Just a few weeks ago, Boyce argued that wind and solar could not possibly provide the necessary power for the biggest employer in his own electorate, and the biggest energy consumer in the state, the Boyne Island smelter.

“The Gladstone community and the Boyne smelter rely heavily on reliable, predictable and affordable power. The reality of wind and solar output, for anyone enjoying their air-conditioning in this current heat, is that it cannot provide any of this,” Boyce wrote on his web page on 22 January.

“It is not a 24-hour baseload solution. It isn’t always windy and it’s certainly not that sunny after 7pm.” Nuclear, Boyce suggested, is the only solution to replace coal-fired power.

How wrong, how ill-informed, and how irresponsible can a local MP be?

Last week, Rio Tinto — the owner of the Boyne Island aluminium smelter and the Yarwun and Queensland Alumina refineries that together employ more than 3000 people in Gladstone alone — announced the future of these assets will be secured, precisely because they have been able to sign deals for wind, solar and battery storage.

Rio Tinto has signed a 20-year off take deal with the 600 MW Smoky Creek solar farm and its huge 600 MW, 2400 MWh DC coupled battery, adding to the previously announced contracts with the 1.4 GW Bungaban wind project and the 1.2 GW Upper Calliope solar project.

“These agreements are integral to repowering our Gladstone aluminium operations with affordable, reliable and lower carbon energy for decades to come,” said the head of Rio Tinto Australia, Kellie Parker.

“For the first time, we have integrated crucial battery storage in our efforts to make the Boyne aluminium smelter globally cost-competitive, as traditional energy sources become more expensive.”

Rio Tinto says the deal with the Smoky Creek solar and battery means the company now has contracts in place for 80% of its bulk energy needs in Gladstone, and 30% of its “firming” requirements. But it is confident, given the plunging cost of battery storage technologies, that this gap can be readily addressed.

What is clear is that if the LNP had its way, and was in a position to deliver on its ideological infatuation with coal and nuclear, old energy paradigms and its obsession with “baseload”, then the smelters and the refineries would not survive beyond the end of the decade.

Coal fired generation is now too costly and the local coal generators are getting old, the alumina and aluminium products must compete in a world that demands low emission supplies, and nuclear is too far away — and way too expensive — to help.

Boyce’s argument against Smoky Creek is a taste of the nonsense, lies and deliberate misinformation peddled by the LNP, the Murdoch media, conservative “think-tanks” and nuclear boosters and then recycled back through frightened and ill-informed constitutents.

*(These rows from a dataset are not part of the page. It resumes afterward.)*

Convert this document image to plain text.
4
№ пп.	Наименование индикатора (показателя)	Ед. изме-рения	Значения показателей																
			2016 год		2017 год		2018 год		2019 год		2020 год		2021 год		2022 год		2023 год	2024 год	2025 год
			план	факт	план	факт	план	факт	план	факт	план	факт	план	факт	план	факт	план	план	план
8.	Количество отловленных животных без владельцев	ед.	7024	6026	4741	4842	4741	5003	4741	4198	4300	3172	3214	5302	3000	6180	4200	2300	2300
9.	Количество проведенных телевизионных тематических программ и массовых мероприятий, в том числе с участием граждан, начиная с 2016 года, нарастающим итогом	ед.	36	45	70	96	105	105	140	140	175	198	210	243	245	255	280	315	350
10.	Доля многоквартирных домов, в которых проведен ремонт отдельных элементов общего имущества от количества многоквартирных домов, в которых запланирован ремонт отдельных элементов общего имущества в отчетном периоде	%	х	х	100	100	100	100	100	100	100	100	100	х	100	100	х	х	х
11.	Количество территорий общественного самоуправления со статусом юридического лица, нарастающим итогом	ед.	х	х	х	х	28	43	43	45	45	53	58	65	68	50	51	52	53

His arguments against the Smoky Creek project included claims about “run -off” from solar farms affecting the barrier reef, of destroyed farming land, of businesses lost, and homelessness.

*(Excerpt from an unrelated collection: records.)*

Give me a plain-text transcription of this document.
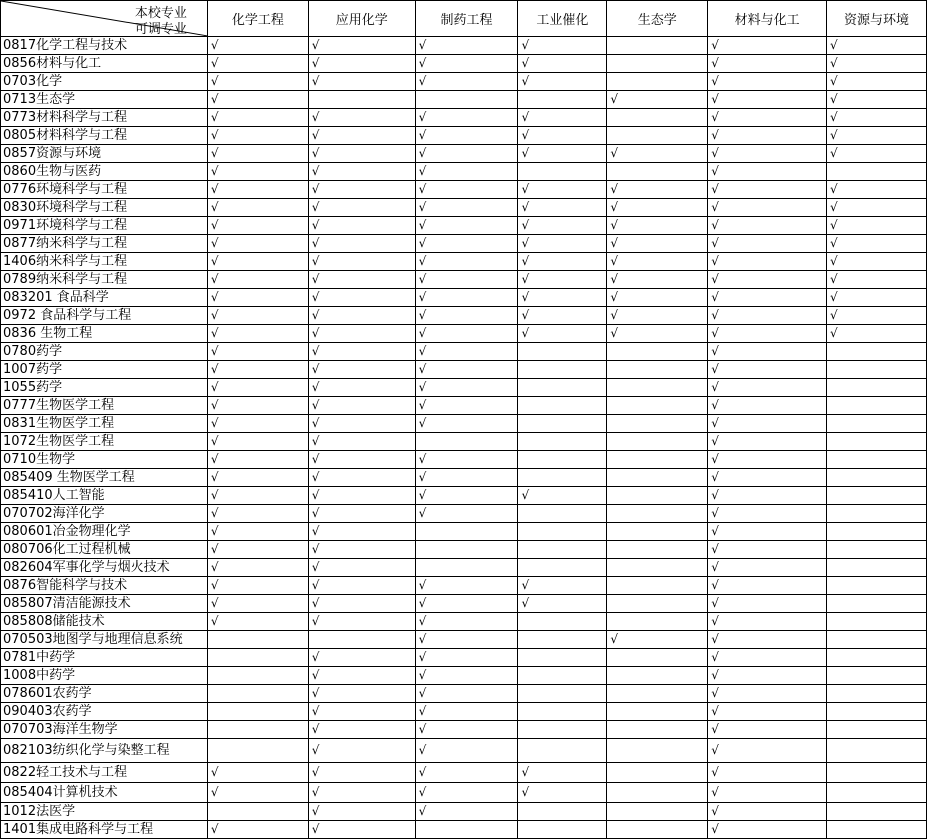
本校专业
可调专业	化学工程	应用化学	制药工程	工业催化	生态学	材料与化工	资源与环境
0817化学工程与技术	√	√	√	√		√	√
0856材料与化工	√	√	√	√		√	√
0703化学	√	√	√	√		√	√
0713生态学	√				√	√	√
0773材料科学与工程	√	√	√	√		√	√
0805材料科学与工程	√	√	√	√		√	√
0857资源与环境	√	√	√	√	√	√	√
0860生物与医药	√	√	√			√	
0776环境科学与工程	√	√	√	√	√	√	√
0830环境科学与工程	√	√	√	√	√	√	√
0971环境科学与工程	√	√	√	√	√	√	√
0877纳米科学与工程	√	√	√	√	√	√	√
1406纳米科学与工程	√	√	√	√	√	√	√
0789纳米科学与工程	√	√	√	√	√	√	√
083201 食品科学	√	√	√	√	√	√	√
0972 食品科学与工程	√	√	√	√	√	√	√
0836 生物工程	√	√	√	√	√	√	√
0780药学	√	√	√			√	
1007药学	√	√	√			√	
1055药学	√	√	√			√	
0777生物医学工程	√	√	√			√	
0831生物医学工程	√	√	√			√	
1072生物医学工程	√	√				√	
0710生物学	√	√	√			√	
085409 生物医学工程	√	√	√			√	
085410人工智能	√	√	√	√		√	
070702海洋化学	√	√	√			√	
080601冶金物理化学	√	√				√	
080706化工过程机械	√	√				√	
082604军事化学与烟火技术	√	√				√	
0876智能科学与技术	√	√	√	√		√	
085807清洁能源技术	√	√	√	√		√	
085808储能技术	√	√	√			√	
070503地图学与地理信息系统			√		√	√	
0781中药学		√	√			√	
1008中药学		√	√			√	
078601农药学		√	√			√	
090403农药学		√	√			√	
070703海洋生物学		√	√			√	
082103纺织化学与染整工程		√	√			√	
0822轻工技术与工程	√	√	√	√		√	
085404计算机技术	√	√	√	√		√	
1012法医学		√	√			√	
1401集成电路科学与工程	√	√				√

Boyce has warned of “heat islands” (disproved nonsense) and in 2023 wrote to the regulator warning that his constituents were “lying awake at night, concerned about the radiation and heat energy will affect their herds, their families, and their health".

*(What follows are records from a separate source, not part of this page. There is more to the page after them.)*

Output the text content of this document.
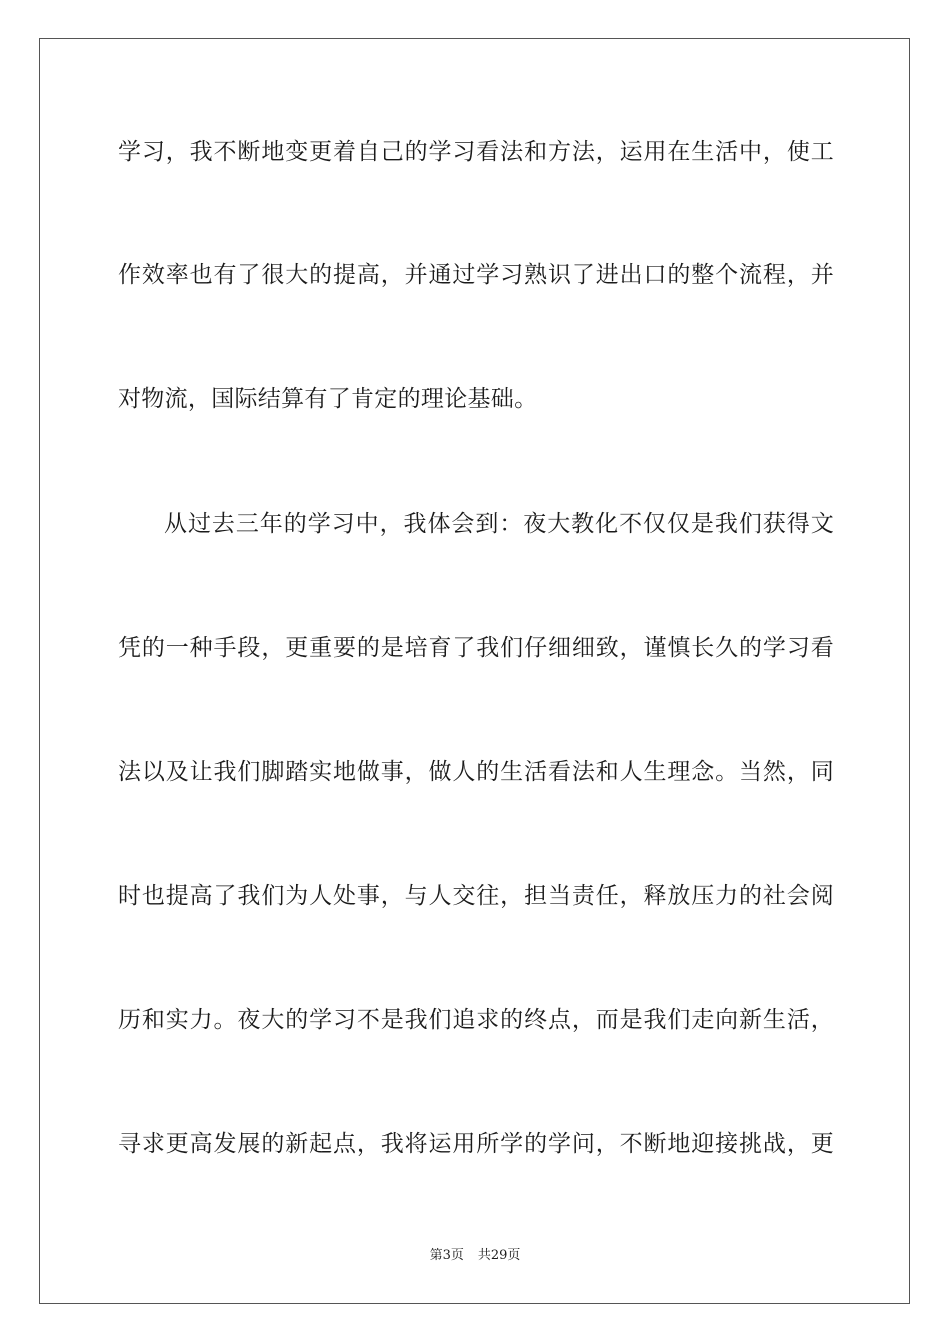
学习，我不断地变更着自己的学习看法和方法，运用在生活中，使工
作效率也有了很大的提高，并通过学习熟识了进出口的整个流程，并
对物流，国际结算有了肯定的理论基础。
从过去三年的学习中，我体会到：夜大教化不仅仅是我们获得文
凭的一种手段，更重要的是培育了我们仔细细致，谨慎长久的学习看
法以及让我们脚踏实地做事，做人的生活看法和人生理念。当然，同
时也提高了我们为人处事，与人交往，担当责任，释放压力的社会阅
历和实力。夜大的学习不是我们追求的终点，而是我们走向新生活，
寻求更高发展的新起点，我将运用所学的学问，不断地迎接挑战，更
第3页 共29页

He has long campaigned against Smoky Creek, standing up in Queensland state parliament in May 2021, as the then member for Callide, complaining that the project would only employ five people on a full-time basis. He didn’t consider the thousands of jobs that could be saved by the project going ahead.

That speech to parliament — you can watch the video here — was delivered less than five hours after the Callide coal generator experienced a devastating explosion that very nearly caused a state-wide blackout, and might have were it not for the intervention of big batteries that the Coalition still dismisses as useless.

But Boyce, without a hint of irony, declared that the Callide explosion “reiterates the fact that we need baseload power".

The biggest employer in his electorate, and the biggest consumer of energy in Australia, begs to differ. Perhaps it’s time that Boyce and his LNP colleagues listen to what they have and other experts have to say.